Have you heard the claim that wearable tech devices like Fitbit and the upcoming Apple Watch may pose a cancer risk?
A recent column in The New York Times raised the possibility that radiation emitted by such devices could pose a cancer risk. The writer's basis compared wearable devices to cellphones, which some have suggested give off radiation that could lead to cancer.
The newspaper later added a lengthy editor's note that discounted a major source in the column and clarified that there was no evidence these devices cause cancer—a position unsurprisingly echoed by Fitbit.
"In general, cellphones are definitely a very different beast than the low-powered wearables," Fitbit CEO James Park told Time. "The transmit energies are orders of magnitude higher."

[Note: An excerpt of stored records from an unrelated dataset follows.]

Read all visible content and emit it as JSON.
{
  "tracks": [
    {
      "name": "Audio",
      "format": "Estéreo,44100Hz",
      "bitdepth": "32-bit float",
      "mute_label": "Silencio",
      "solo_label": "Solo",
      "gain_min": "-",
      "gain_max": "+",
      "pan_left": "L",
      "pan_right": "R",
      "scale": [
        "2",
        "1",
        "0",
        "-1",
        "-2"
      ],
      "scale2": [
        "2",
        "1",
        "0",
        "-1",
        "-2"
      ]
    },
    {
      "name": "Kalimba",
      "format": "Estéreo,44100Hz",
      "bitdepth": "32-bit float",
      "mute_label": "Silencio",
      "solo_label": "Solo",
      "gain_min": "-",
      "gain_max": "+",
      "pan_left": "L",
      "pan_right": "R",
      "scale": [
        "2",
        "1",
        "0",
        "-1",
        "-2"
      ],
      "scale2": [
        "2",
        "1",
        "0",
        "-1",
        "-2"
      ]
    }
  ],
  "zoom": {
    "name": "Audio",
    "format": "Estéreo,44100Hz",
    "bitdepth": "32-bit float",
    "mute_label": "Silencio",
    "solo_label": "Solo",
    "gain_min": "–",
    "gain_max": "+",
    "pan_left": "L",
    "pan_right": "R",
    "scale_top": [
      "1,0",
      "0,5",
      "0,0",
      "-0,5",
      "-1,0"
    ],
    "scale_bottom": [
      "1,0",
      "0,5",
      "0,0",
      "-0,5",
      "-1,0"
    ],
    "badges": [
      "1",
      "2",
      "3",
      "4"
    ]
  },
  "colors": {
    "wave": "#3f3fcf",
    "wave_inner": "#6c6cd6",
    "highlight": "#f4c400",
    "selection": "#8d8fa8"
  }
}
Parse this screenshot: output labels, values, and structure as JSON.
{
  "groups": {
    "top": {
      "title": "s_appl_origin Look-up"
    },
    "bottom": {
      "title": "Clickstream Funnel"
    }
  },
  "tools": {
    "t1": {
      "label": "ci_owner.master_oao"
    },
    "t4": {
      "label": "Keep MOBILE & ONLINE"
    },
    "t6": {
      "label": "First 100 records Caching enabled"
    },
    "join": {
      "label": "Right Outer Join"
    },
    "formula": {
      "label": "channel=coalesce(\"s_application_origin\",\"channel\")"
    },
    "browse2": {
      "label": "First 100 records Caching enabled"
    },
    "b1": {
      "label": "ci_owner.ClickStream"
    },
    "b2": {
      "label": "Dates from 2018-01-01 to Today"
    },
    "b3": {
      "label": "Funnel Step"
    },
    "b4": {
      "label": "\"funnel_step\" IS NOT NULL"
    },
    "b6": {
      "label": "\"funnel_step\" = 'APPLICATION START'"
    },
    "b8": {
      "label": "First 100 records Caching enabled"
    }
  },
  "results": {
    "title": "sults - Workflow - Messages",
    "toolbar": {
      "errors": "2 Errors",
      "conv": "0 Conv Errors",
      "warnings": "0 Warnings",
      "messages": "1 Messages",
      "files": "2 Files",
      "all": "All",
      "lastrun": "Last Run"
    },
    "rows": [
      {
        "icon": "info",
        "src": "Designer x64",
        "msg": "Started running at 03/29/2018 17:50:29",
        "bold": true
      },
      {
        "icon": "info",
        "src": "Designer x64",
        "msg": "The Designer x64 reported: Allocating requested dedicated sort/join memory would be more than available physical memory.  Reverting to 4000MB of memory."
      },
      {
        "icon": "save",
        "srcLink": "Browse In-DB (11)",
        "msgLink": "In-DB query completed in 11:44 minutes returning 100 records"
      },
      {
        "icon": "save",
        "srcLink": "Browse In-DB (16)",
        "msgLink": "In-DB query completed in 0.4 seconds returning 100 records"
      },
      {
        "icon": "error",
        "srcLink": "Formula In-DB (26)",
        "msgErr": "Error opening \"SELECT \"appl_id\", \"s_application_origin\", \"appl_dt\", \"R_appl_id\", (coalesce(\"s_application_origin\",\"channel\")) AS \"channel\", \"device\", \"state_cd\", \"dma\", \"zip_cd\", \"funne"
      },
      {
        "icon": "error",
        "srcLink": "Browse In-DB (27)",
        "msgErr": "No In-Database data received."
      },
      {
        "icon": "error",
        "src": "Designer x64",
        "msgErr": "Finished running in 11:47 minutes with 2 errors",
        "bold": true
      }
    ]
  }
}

Medical experts agree that wearable devices are almost certainly benign. "I think right now there's really no evidence that would support that there's a problem there," says John Sweetenham, MD, a hematologist at University of Utah's Huntsman Cancer Institute.
On the contrary, fitness trackers, he says, may give people the motivation to live more active lifestyles by engaging in the kind of behaviors that help keep people healthy. "Even if there was a very slight risk, maintaining a healthy lifestyle actually reduces your cancer risk," Sweetenham says.
Most of the concern about electronic devices and radiation pertains to long-term use of cellphones against a person's head.
A 31-scientist panel of the World Health Organization in 2011 looked at the potential risk of radiation emitted by cellphones and concluded that they could be "possibly carcinogenic" and said that keeping the devices farther away from your head could lower the risk.
The Centers for Disease Control and Prevention also weighed in on the question, stating last year: "More research is needed before we know if using cellphones causes health effects. At this time we do not have the science to link health problems to cellphone use."
"There's very little evidence at the moment to suggest that there's a link between cellphone usage and any type of cancer," Sweetenham says. "The numbers of brain cancers we're seeing have been pretty flat for many years. With widespread cellphone usage, if there was a link, you might expect to see some increase in the number of cases. But there isn't."